2006 Bread and Roses, Too is published, and our entire family of seventeen plus David’s mother-in-law and Virginia and David Buckley travel to Stockholm, where I receive the Astrid Lindgren Memorial Award.
2007 Almost the entire family goes to Hollywood for the premiere of the movie Bridge to Terabithia that David helped write and produce. I receive the NSK Neustadt Award.
2008 The Light of the World is published.
2009 The Day of the Pelican is published and is the Vermont Reads book for the year.
2010 & 2011 I serve as Second National Ambassador for Young People’s Literature.

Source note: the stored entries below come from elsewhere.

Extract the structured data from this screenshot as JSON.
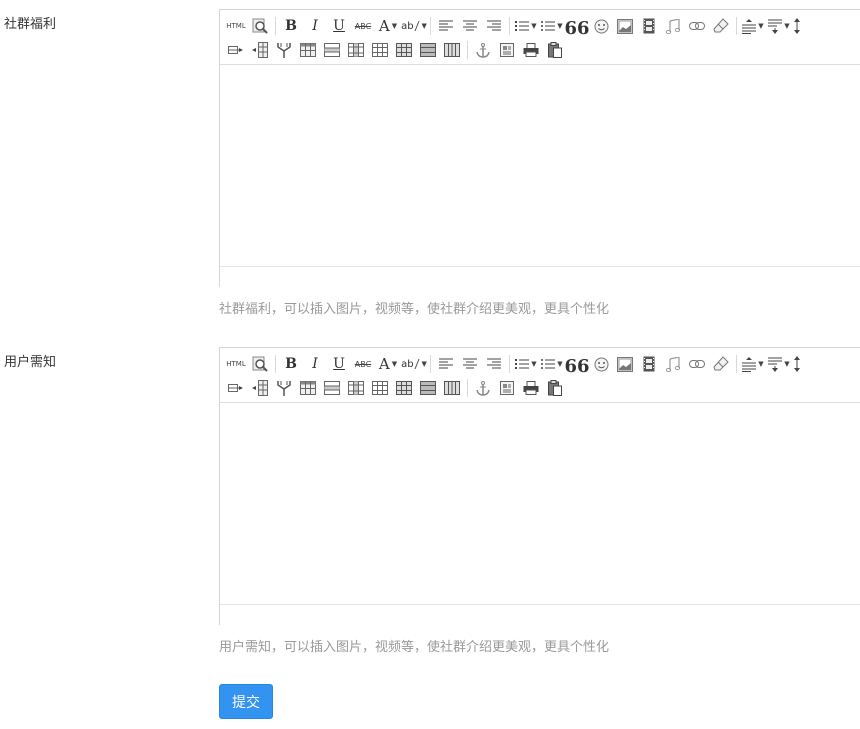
{
  "fields": [
    {
      "label": "社群福利",
      "hint": "社群福利，可以插入图片，视频等，使社群介绍更美观，更具个性化"
    },
    {
      "label": "用户需知",
      "hint": "用户需知，可以插入图片，视频等，使社群介绍更美观，更具个性化"
    }
  ],
  "toolbar": {
    "html_label": "HTML",
    "bold_label": "B",
    "italic_label": "I",
    "underline_label": "U",
    "strike_label": "ABC",
    "fontcolor_label": "A",
    "highlight_label": "ab",
    "quote_label": "66",
    "row1_icons": [
      "html-source-icon",
      "preview-icon",
      "bold-icon",
      "italic-icon",
      "underline-icon",
      "strikethrough-icon",
      "font-color-icon",
      "highlight-color-icon",
      "align-left-icon",
      "align-center-icon",
      "align-right-icon",
      "ordered-list-icon",
      "unordered-list-icon",
      "blockquote-icon",
      "emoji-icon",
      "image-icon",
      "video-icon",
      "music-icon",
      "link-icon",
      "eraser-icon",
      "line-height-icon",
      "paragraph-spacing-icon",
      "vertical-spacing-icon"
    ],
    "row2_icons": [
      "insert-row-icon",
      "insert-column-icon",
      "merge-cells-icon",
      "table-icon",
      "delete-row-icon",
      "delete-column-icon",
      "split-cells-icon",
      "table-properties-icon",
      "delete-table-icon",
      "anchor-icon",
      "template-icon",
      "print-icon",
      "paste-icon"
    ]
  },
  "submit": {
    "label": "提交"
  }
}
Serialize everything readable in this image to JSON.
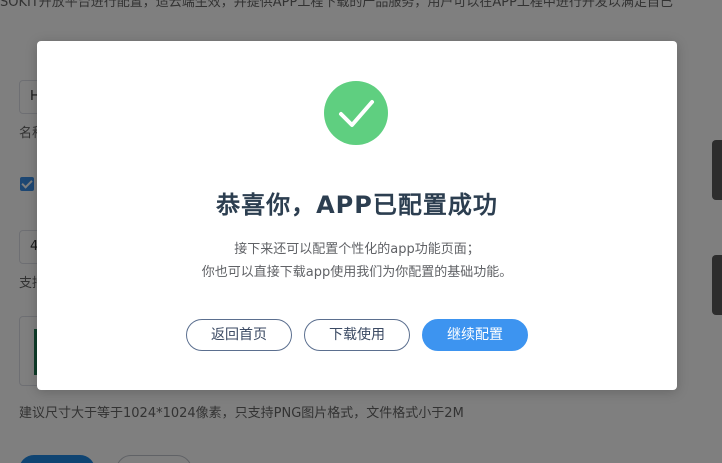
{
  "background": {
    "top_text": "SOKIT开放平台进行配置，适云端生效，并提供APP工程下载的产品服务，用户可以在APP工程中进行开发以满足自己",
    "name_input_value": "H",
    "name_label": "名称",
    "select_value": "4",
    "support_label": "支持",
    "upload_hint": "建议尺寸大于等于1024*1024像素，只支持PNG图片格式，文件格式小于2M"
  },
  "modal": {
    "icon": "check-circle-icon",
    "icon_color": "#5fcf80",
    "title": "恭喜你，APP已配置成功",
    "desc_line1": "接下来还可以配置个性化的app功能页面；",
    "desc_line2": "你也可以直接下载app使用我们为你配置的基础功能。",
    "buttons": {
      "home": "返回首页",
      "download": "下载使用",
      "continue": "继续配置"
    },
    "primary_color": "#3d94f0"
  }
}
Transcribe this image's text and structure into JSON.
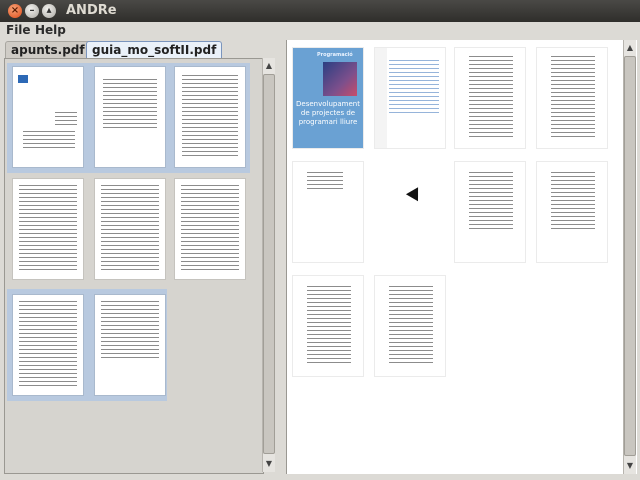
{
  "window": {
    "title": "ANDRe"
  },
  "menu": {
    "items": [
      "File",
      "Help"
    ]
  },
  "tabs": [
    {
      "label": "apunts.pdf",
      "active": false
    },
    {
      "label": "guia_mo_softII.pdf",
      "active": true
    }
  ],
  "cover": {
    "header_label": "Programació",
    "title_line1": "Desenvolupament",
    "title_line2": "de projectes de",
    "title_line3": "programari lliure"
  },
  "colors": {
    "titlebar": "#3c3b37",
    "selection": "#b8c9df",
    "cover_blue": "#6aa1d3"
  }
}
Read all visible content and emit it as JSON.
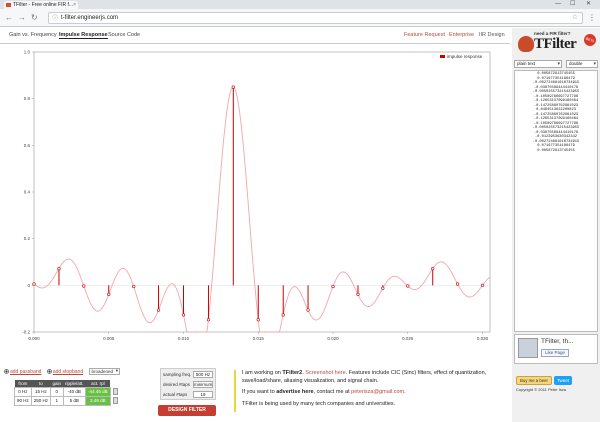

2011 Brother Sun, Sister Moon, a reimagining of St. Francis’s great hymn, is published and with John Paterson a free adaptation of The Flint Heart, Eden Phillpotts’ 1910 fairy tale.
2013 I receive the Laura Ingalls Wilder Award from the American Library Association. Giving Thanks, a second book with artist Pamela Dalton, and A Stubborn Sweetness, a new collection of Christmas stories combining stories from the previous two collections with some new material, are published. John Paterson Sr. dies on September 30.